Paul Fischer
1.25.2015
Felicia Kornbluh
A Documentary Review of PBS: America’s War on Poverty
The Public Broadcasting Service takes on the War Against Poverty, President Lyndon B. Johnson’s brainchild in a television series. The series shows how poverty touches the entire American political and economic system. As racial divides are thickly drawn with a black marker, a massive redistribution of wealth is found to be necessary. This is in contrast to the prosperity victory in World War II brought to the United States.
The director uses political footage, interviews from authors, citizens, and politicians alike to show the dramatic widespread effect of poverty, as well as the machinations that made change possible and the vehicles for effecting that change in operation. Combining black and white footage, with modern colour film drives home that this film is part of American history, as much as it is the present. Sadly, the American history of poverty, and Native American struggles are ignored. Racial divides are not absent, but are set aside to the second half of the film, as the film has a dialectic focus on the Equal Employment Opportunity Act and the Civil Rights Act. However, this is appropriate because the War Against Poverty is a specific time-place referring to the 1960’s, though those unacquainted with this, will be confused by the title and content.
“The very things that made America great its inventions… were causing some Americans to be left behind.” The joint continuous miner brought the story of John Henry, in which a man labours to death against a machine, to reality on a societal level. Coal miners found steady work and good wages evaporating to the hypnotizing diligence of the mechanical workers.

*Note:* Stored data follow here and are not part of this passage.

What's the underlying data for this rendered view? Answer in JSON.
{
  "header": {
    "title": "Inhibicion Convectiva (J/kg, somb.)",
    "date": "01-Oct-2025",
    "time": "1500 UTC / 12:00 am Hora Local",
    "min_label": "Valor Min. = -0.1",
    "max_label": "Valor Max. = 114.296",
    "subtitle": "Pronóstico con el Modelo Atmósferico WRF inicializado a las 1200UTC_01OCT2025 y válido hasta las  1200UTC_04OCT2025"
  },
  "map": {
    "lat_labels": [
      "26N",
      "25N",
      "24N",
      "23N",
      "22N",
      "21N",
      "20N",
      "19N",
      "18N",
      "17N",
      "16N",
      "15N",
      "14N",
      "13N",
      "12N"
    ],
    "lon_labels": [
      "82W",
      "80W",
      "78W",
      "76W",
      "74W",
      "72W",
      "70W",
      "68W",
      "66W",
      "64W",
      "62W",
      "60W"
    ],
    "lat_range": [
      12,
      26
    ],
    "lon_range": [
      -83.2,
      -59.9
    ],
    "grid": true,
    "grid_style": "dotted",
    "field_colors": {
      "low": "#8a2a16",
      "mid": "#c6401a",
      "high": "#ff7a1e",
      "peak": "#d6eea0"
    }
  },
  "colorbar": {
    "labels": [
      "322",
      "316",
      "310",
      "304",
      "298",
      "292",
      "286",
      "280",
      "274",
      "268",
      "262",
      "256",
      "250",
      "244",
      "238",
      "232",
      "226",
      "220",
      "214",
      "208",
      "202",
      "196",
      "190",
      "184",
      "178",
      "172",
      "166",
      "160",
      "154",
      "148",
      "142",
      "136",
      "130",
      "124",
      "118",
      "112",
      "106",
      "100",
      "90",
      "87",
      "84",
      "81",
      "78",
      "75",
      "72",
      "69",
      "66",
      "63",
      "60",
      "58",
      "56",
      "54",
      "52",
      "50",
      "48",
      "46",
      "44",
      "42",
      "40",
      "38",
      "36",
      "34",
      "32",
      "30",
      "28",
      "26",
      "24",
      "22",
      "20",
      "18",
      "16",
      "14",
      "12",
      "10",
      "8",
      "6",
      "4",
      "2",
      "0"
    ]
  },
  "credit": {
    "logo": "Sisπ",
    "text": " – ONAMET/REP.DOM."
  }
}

By 1960 nearly half of residents in some counties in coal-mining Virginia relied on government aid. In the words of John F. Kennedy, “automation did it.” An exodus of former coal miners seeking work and african-americans fleeing racism arrived in the North and changed the country. In the capital as well, a march on Washington signalled a substantive movement towards change in the country. Poverty was geographical, and with the help of unions and politicians like Kennedy, racial lines became shattered.
Violence broke out. Homes and bridges were bombed. A decade before the race riots became bloody, and years before the Vietnam war, destitution was driving Americans to fight for their right to live, or death by starvation. Before the political promises of Kennedy could be carried out, he was assassinated. Carrying out his promises was a medical necessity. In states such as Mississippi, poverty and lack of healthcare caused parasites, lethargy, and severe anemia in children. Nowhere was poverty greater.
But all was not lost. There was no initial confidence in Lyndon B. Johnson, but using a variety of political and legislative means, he was able to “continue” both domestically and abroad, the goals of the administration and American people. The African-American movement was growing in the public conscious, but the backlash against it would have killed what chances there were had it not been for Head Start and the Civil Rights Act of 1964. By ensuring the poor could vote, and that race did not factor into this, the end of segregation was in sight. More importantly, this minority, which had a lower population growth than the Jewish population in Germany due to economic impoverishment, was given opportunity to become full partners in the make-up of this nation.
Surviving the depression, Johnson made significant inroads to Americans, enacting the first anti-poverty legislation since the Great Depression giving needed alleviation to Americans, to “replace their despair with opportunity.” He created a task force, and began a movement to change the country. In some states, it was a matter of saving lives. The idea that black Mississippians could control anything was considered to be ludicrous, and this was seen in their oppression, and reversed by their first true liberation, with economic and political equality. Before they could lose their job, their welfare when they voted.
Sargent Shriver was appointed head of the War Against Poverty, and with what some would call blind optimism, energetically took on the job. He had expertise setting up the Peace Corp, and was able to use this domestically with efficiency. Unable to levy higher taxes, and without a comprehensive job program the questions existing are problematic. Investigating voting problems made enemies, but it was a political sacrifice that had to be made. As workers protested discrimination and were incarcerated, the CDGP made allocations of federal money to post bail for these workers under the auspices of work salary advances.
The mixing of the Civil Rights movement with the War Against Poverty created humiliation for Shriver, and was seized upon. Yet these were two movements intertwined, and impossible to separate. As the opposition insisted “don’t you ever give up that gun, that is all you’ve got to protect that little baby in that crib” the documentary shows the backlash was not one which could be stood up against without great courage. Klansmen were marching unhooded and unafraid of retribution, despite their violent message, and African-American protestors needed the same protection, though without the threat of violence.
As planes began to fly in the South Asian peninsula, Johnson signed the Equal Employment Opportunity Bill into law. Suddenly the education programs and hand-up (not hand out) the federal government had offered America’s poor looked smart; the country was going to send a conscript army into war. Racial equality would also figure in importantly towards preventing this war from tearing the nation apart at the seams. This would seem to be an appropriate direction for the documentary, but for better or for worse the film begins discussion in the last section of reorganization and scandal in anti-poverty movements.